Janeway's casual discarding of the Prime Directive here is especially odd in light of the events from Thirty Days. Now, I have no problem with her helping the oppressed telepaths (I mean as long as she's hiding her Vulcans too she might as well), but if she'll defend that law to the point where she'll let a whole world be destroyed in a temporal inferno (Time and Again), this is quite the departure. This episode even contrasts starkly with her stance in Prototype, that before interfering, we should at least know what we're getting in to. I can still see her helping the telepaths, but I'd expect her to be a bit more cautious; who knows perhaps the telepaths are being persecuted because, before they were exiled, they themselves brutally persecuted the Devore, using their powers malevolently.
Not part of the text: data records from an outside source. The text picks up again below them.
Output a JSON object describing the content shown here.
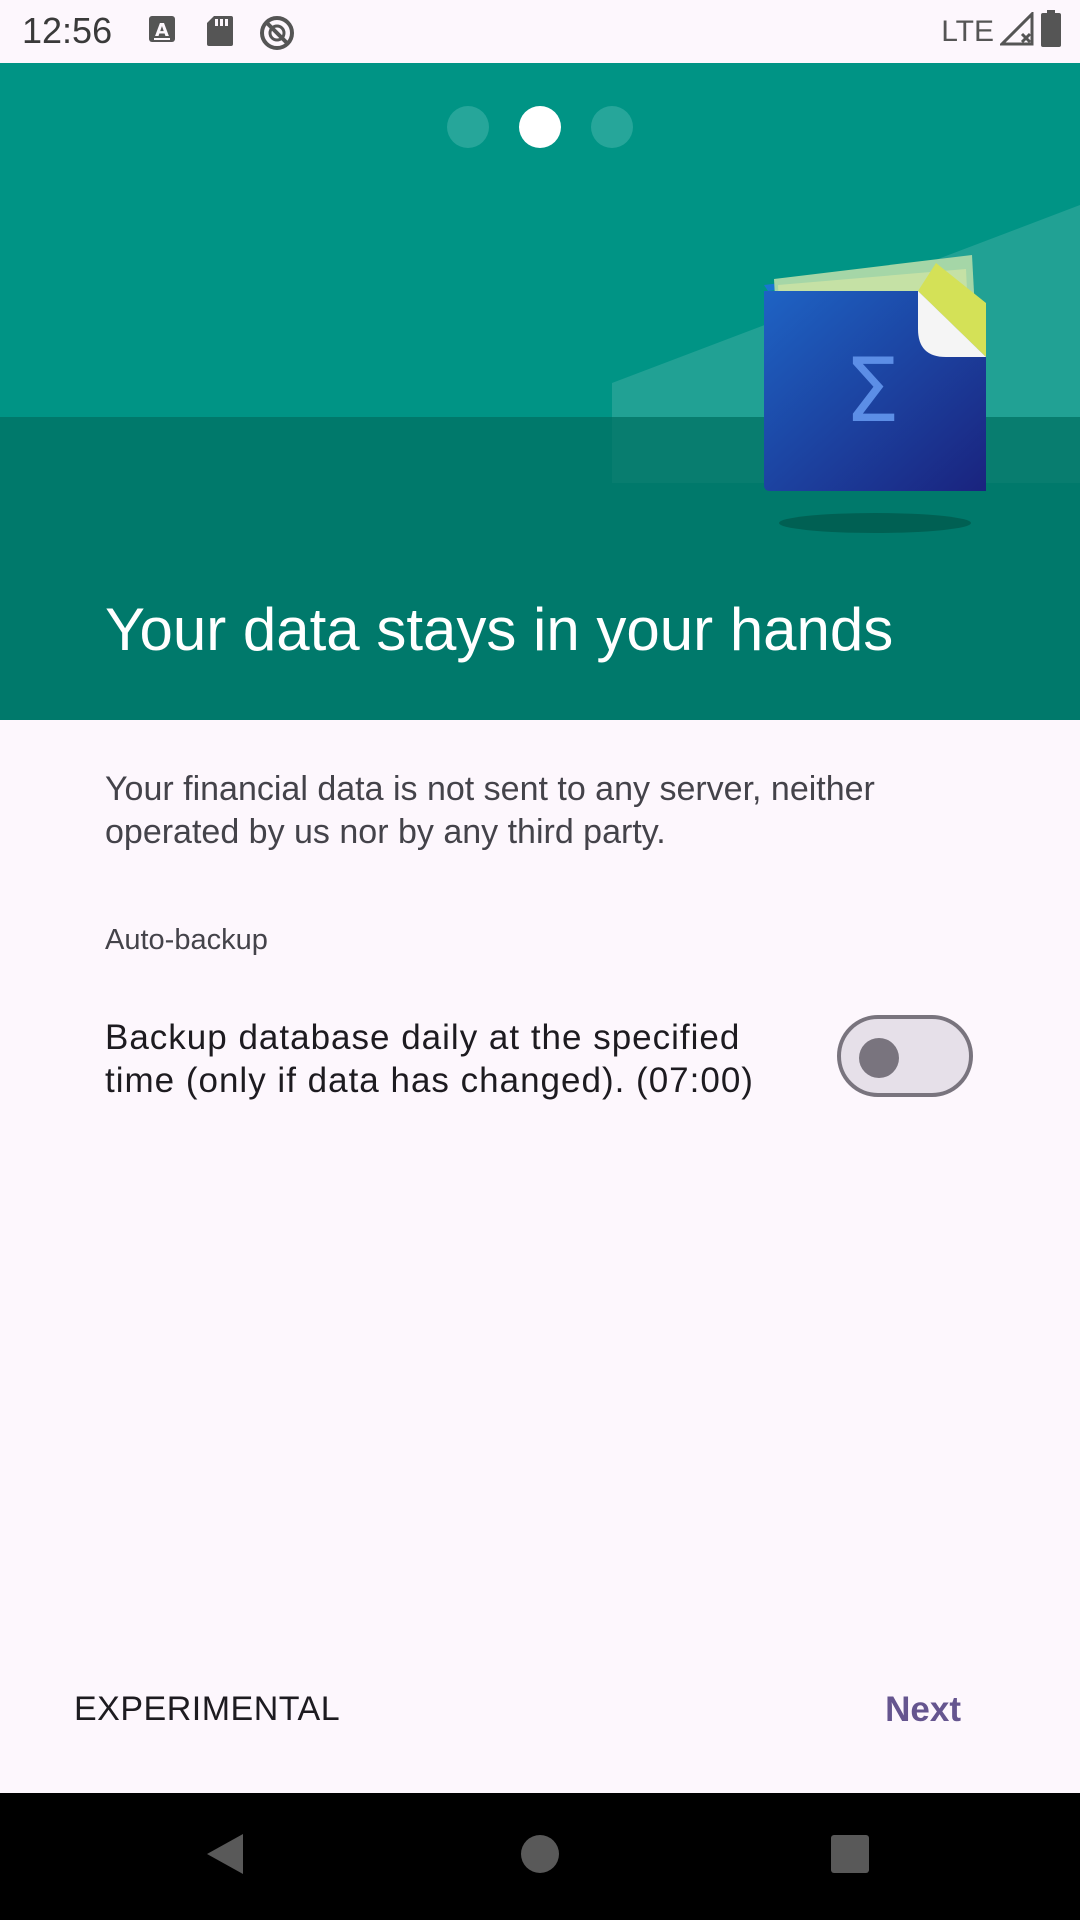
{
  "status_bar": {
    "time": "12:56",
    "network": "LTE",
    "icons": [
      "keyboard-a-icon",
      "sd-card-icon",
      "no-sync-icon",
      "signal-icon",
      "battery-icon"
    ]
  },
  "pager": {
    "page_count": 3,
    "current_page": 2
  },
  "hero": {
    "title": "Your data stays in your hands",
    "illustration": "wallet-sigma-icon",
    "colors": {
      "upper": "#009485",
      "lower": "#00796b"
    }
  },
  "content": {
    "description": "Your financial data is not sent to any server, neither operated by us nor by any third party.",
    "section_label": "Auto-backup",
    "backup_setting": {
      "text": "Backup database daily at the specified time (only if data has changed). (07:00)",
      "enabled": false
    }
  },
  "buttons": {
    "experimental": "EXPERIMENTAL",
    "next": "Next"
  },
  "nav": {
    "icons": [
      "back-icon",
      "home-icon",
      "recents-icon"
    ]
  },
  "colors": {
    "accent": "#65558f",
    "background": "#fdf7fd"
  }
}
The Prime Directive is an imperfect document, and was designed to be that way to bring drama to a captain's life; it is a captain's prerogative to make a tough decision to break it. In this episode, though, that decision is pushed into off-screen events, leaving us with Janeway's flippant line about leaving it up to instinct.

After Janeway was cut loose from her long-time relationship with Mark in Prey, she was opened up for new romances; this is the first episode to take advantage of that. Her relationship with Kashyk was used here mostly to make it seem as if she had been completely hoodwinked by him, but the two do actually have some chemistry. He is one of the few people in the entire Trek universe that she treats as if he were her intellectual equal. The romance doesn't work out for obvious reasons, but I'm hoping that the writers can see why it worked and maybe tone down the condescension a bit.

Watchability: 4/5

Bottom Line: Taken as a more light-hearted episode, it is very entertaining. This episode, though its score in the GEOS system is not exceptional, was listed as Janeway's favorite in a 2001 BBC2 special. What's more, it won in the related telephone polling of the fans. Its competition? Shatner and Brooks picked "The City on the Edge of Forever" and "Far Beyond the Stars" two Trek heavyweights, but I guess I can understand that they came from series that are less popular among people who were still watching Trek after Voyager. That, and Stewart's pick was the execrable "In Theory", which he can be excused for thinking of fondly because it was his directorial debut, but isn't something I can imagine anyone wanting to watch intentionally.